中小企業白書2005年版の「新卒者採用内定割合」に関するグラフは適切か。

中小企業白書2005年版「日本社会の構造変化と中小企業者の活力」に「第3-2-42図 新卒者採用内定割合〜新卒者を採用する中小企業は少ない〜」と題するグラフがある。
・「中小企業庁:(2)中小企業における新卒者の採用」, 『中小企業白書 2005年版』, 第3部第2章第6節1.(2)

このグラフの使い方は不適切ではないか。

例えば、このグラフでは、「高等学校」新卒者について、「平成16年3月卒業予定者を採用内定していた企業の割合」として企業規模別に次のような数値を挙げている。

企業規模  
30〜99人 13.1
100〜299人 21.1
300〜999人 33.6
1,000〜4,999人 37.9
5,000人以上 44.3

このグラフの元の資料は厚労省の「平成16年雇用管理調査」第4表「企業規模、産業、新規高等学校卒業者の採用内定の有無別企業数の割合」である。(e-Statの統計表一覧

この統計表を見ると、上記の数字は調査対象企業のうち「採用内定した」と答えた企業の割合を規模別に見たものであることが分かる。つまり、「30〜99人」の層では、調査企業のうち16.7%が「採用内定した」と答えたという意味である。

この数字を用いて、中小企業白書が言うように「中小企業における新卒者の採用は大企業と比べて少ない」とか、「規模が小さい企業ほど採用する割合は低くなっている」(白書本文)とか、「新卒者を採用する中小企業は少ない」(グラフタイトル)とかと言うことは妥当だろうか。

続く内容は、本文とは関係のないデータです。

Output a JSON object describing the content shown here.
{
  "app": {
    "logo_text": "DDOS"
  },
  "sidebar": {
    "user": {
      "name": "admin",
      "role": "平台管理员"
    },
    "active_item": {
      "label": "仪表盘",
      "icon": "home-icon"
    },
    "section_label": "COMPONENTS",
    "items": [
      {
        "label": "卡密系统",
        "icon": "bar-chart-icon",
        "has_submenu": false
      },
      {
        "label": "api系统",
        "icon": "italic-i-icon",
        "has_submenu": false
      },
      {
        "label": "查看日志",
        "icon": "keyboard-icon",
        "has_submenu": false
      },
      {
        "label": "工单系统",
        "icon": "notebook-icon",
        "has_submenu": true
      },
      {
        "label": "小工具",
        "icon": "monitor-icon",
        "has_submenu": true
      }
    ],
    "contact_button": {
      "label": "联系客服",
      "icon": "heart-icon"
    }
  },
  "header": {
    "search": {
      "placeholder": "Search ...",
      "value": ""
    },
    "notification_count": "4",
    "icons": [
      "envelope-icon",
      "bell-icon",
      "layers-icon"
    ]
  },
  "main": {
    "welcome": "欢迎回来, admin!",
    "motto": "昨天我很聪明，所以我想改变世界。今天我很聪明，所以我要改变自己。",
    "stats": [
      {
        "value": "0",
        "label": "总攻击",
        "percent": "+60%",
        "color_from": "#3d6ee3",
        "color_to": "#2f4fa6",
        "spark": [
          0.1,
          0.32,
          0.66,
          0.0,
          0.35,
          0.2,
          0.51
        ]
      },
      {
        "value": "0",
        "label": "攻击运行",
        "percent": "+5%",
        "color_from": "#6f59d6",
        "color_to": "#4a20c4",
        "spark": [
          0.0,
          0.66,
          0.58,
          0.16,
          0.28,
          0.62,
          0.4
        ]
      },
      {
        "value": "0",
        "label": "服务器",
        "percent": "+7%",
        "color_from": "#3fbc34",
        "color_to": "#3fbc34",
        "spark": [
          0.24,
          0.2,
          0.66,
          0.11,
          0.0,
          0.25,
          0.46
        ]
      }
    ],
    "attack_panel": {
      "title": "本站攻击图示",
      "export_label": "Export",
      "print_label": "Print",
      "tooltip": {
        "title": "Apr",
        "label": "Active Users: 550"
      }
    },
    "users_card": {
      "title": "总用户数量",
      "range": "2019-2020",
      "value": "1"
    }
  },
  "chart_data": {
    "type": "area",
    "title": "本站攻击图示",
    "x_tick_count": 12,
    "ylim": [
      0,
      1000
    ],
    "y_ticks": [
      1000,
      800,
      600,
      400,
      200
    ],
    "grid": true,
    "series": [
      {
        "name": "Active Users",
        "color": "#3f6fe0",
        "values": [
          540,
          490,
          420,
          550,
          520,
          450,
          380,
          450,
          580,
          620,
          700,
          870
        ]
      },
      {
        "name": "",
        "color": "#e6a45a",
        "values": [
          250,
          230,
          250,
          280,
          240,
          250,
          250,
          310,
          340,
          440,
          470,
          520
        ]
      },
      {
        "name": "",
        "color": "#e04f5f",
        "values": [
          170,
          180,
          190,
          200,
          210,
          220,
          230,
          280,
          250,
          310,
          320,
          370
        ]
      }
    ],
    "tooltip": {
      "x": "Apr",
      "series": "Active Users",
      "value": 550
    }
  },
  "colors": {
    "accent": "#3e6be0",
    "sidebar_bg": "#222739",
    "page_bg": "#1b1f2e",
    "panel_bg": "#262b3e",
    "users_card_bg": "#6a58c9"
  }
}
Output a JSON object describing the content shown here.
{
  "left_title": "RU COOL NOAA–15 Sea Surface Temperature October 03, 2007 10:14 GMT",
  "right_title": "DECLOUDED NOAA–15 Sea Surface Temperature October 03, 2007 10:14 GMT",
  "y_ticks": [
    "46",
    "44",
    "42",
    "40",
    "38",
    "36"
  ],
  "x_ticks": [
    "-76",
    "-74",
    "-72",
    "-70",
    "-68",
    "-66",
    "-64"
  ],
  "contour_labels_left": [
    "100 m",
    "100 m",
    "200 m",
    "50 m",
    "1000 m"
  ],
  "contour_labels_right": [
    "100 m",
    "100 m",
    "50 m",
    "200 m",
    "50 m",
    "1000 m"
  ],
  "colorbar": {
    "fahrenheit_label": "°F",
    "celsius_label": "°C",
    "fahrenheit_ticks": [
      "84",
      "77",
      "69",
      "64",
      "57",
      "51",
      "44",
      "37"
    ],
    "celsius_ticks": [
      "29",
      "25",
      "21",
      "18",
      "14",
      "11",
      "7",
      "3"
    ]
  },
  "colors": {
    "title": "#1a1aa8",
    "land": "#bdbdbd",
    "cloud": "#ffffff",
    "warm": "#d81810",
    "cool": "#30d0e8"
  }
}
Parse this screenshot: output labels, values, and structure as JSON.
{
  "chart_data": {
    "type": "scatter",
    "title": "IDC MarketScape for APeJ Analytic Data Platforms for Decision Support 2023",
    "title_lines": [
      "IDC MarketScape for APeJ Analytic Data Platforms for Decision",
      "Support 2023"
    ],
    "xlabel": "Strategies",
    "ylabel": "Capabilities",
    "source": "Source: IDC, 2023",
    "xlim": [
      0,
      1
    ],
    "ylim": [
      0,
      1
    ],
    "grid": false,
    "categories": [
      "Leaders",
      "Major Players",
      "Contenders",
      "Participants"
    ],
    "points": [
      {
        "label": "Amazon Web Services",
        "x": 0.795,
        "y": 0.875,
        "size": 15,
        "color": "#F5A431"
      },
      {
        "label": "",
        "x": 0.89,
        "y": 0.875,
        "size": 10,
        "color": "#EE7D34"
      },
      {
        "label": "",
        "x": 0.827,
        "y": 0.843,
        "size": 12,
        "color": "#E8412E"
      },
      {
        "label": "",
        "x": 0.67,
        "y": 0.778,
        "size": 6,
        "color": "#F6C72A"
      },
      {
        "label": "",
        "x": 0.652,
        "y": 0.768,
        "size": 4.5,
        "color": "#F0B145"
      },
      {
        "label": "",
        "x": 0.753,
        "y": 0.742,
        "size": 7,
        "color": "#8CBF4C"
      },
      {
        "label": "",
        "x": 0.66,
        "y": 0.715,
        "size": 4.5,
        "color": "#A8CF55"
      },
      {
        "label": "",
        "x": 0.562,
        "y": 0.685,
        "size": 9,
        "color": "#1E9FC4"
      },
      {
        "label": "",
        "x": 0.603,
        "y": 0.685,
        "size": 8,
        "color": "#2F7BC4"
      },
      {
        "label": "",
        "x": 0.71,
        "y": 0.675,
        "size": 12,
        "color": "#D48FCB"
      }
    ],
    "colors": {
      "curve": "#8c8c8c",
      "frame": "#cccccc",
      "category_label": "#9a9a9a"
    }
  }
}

「新卒者を採用する中小企業が多いか少ないか」という問いは、
1.中小企業の中で、新卒者採用が1人でもある企業の割合はどれくらいか
2.正社員採用をした中小企業の中で、新卒者採用が1人でもある企業の割合はどれくらいか
3.中小企業の正社員採用総数に占める新卒者の割合はどれくらいか
4.新卒者の採用数に占める中小企業の割合はどれくらいか
といういくつかの異なった問いに変換できる。白書のグラフが示しているのはこの1の問いへの答である。しかし、問いとして適切なのは上記の3または4であろう。
白書の本文では中小企業において新卒者の採用が少ない理由として、次の諸点を掲げている。
1.新卒者は人材育成に時間が掛かること(中途採用の方が効率がいい)
2.新卒者は大企業での就業を希望することが多いこと(企業規模別の情報発信力の差)
このことから、白書の文脈では、「中小企業における新卒者の採用は大企業と比べて少ないか」という問いは、中小企業は大企業ほど新卒者の採用に熱心ではない、言い換えると、採用数100名に占める新卒者の割合は中小企業の方が少ないという仮説として解釈するほうが適切であろう。

実際、白書のグラフが依拠する「雇用管理調査」の数値は、新卒者を1人でも採用内定した企業の割合であり、この数値は、
全数に占める1人でも採用した企業の割合×採用者の中に新卒者を含む企業の割合
という積に分解できるから、採用者の中に新卒者を含む企業の割合が仮に企業規模に対して一定であっても、小規模企業ほど採用実施率が低ければ、積の数値は低くなってしまう。つまり、新卒者採用への性向が企業規模によらず一定であっても、採用活動自体の実施率が小企業ほど低ければ、新卒者採用があった中小企業の割合は低くなる。要するに、白書が利用している数値には、採用活動の活発さと新卒者採用への性向という二つの異なる因子が混在しているので、白書が実証したい仮説への根拠としては不適切だということになる。